В его голосе прозвучали готовность, участие и какое-то детское облегчение. Но именно эта торопливость убедила Жофи в том, что ему не сдержать своего слова. До сих пор она гордилась тем, что этот большой красивый седовласый человек — ее отец. Его спокойствие, мягкая доброта как бы возвышали его над всеми. Хотя он в последние недели несколько раз не приходил домой к ужину, Жофи не подозревала его ни в чем. А теперь она поняла, что такой уступчивый он не только в кругу семьи. Его доброта и мягкость и в другом месте становятся слабостью, постыдной беззащитностью и зависимостью.

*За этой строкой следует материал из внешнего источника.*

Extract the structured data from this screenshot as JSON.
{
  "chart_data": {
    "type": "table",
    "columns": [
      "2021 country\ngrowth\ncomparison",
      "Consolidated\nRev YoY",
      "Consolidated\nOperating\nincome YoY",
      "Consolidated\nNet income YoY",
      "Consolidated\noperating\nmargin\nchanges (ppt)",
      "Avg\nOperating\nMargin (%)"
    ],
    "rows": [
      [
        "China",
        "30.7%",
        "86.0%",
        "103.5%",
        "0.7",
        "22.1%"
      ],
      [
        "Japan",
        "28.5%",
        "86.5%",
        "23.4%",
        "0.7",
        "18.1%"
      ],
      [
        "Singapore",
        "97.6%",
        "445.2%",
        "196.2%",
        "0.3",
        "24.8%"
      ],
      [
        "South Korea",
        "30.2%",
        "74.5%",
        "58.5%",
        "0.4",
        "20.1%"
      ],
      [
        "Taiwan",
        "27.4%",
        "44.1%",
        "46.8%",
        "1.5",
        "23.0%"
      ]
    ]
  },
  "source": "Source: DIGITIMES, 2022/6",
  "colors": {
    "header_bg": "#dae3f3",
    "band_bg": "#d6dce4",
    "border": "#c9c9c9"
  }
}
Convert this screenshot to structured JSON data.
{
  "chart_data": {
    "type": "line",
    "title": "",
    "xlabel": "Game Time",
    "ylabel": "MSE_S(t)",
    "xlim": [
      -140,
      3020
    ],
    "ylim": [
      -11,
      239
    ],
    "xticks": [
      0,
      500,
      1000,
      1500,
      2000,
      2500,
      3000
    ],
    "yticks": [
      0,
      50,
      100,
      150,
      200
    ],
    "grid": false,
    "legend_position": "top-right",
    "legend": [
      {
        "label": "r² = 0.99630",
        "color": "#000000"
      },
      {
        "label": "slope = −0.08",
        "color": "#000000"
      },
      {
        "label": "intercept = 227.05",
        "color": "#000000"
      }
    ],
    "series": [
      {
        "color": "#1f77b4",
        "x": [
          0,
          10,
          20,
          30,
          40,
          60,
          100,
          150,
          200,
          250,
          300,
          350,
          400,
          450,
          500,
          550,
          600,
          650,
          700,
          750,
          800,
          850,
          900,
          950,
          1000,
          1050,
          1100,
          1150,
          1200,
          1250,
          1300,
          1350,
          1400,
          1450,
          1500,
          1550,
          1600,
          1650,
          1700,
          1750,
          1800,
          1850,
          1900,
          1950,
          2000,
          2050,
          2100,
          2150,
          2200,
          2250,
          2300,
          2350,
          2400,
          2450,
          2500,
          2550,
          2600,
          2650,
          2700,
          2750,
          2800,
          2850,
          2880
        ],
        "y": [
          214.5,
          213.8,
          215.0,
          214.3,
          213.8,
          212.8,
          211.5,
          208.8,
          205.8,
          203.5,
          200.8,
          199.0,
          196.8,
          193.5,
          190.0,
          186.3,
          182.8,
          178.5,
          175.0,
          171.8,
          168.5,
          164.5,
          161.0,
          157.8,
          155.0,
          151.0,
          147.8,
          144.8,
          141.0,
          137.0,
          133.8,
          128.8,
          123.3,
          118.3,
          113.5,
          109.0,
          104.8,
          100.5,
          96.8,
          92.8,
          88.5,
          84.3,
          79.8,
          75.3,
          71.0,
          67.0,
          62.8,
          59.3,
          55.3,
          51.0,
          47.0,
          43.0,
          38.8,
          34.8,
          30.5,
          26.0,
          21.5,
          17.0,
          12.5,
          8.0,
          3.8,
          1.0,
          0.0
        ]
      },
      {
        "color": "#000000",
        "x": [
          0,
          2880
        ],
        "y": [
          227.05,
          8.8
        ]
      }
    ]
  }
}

В эту ночь Жофи не уснула. В соседней комнате плакала мать, и невразумительно утешал ее смущенный отец. А здесь, уткнувшись в подушку, рыдала она сама, так велика была горечь первого большого разочарования. Перед ее глазами неотступно стояла вдова Бунчик, словно какой-то страшный идол. Они не раз встречались в раздевалке на фабрике, там часто произносили ее имя: вдову окликали подруги. И Жофи почему-то боялась ее, боялась той силы, что исходила от нее. У вдовы могучие плечи, руки, грудь, бедра. Тонкая коса закручена на затылке в маленький пучок. Черные, лишенные блеска волосы туго зачесаны назад. Лицо смуглое, словно закопченное. Вокруг большого бескровного рта и под ушами кожа еще темнее. А холодное выражение маленьких, подстерегающих глаз!

Сколько бы раз лицо этой женщины ни возникало перед глазами Жофи, к ее горю примешивался жгучий стыд: ее отца влекла к себе коварная, отвратительная, низменная сила.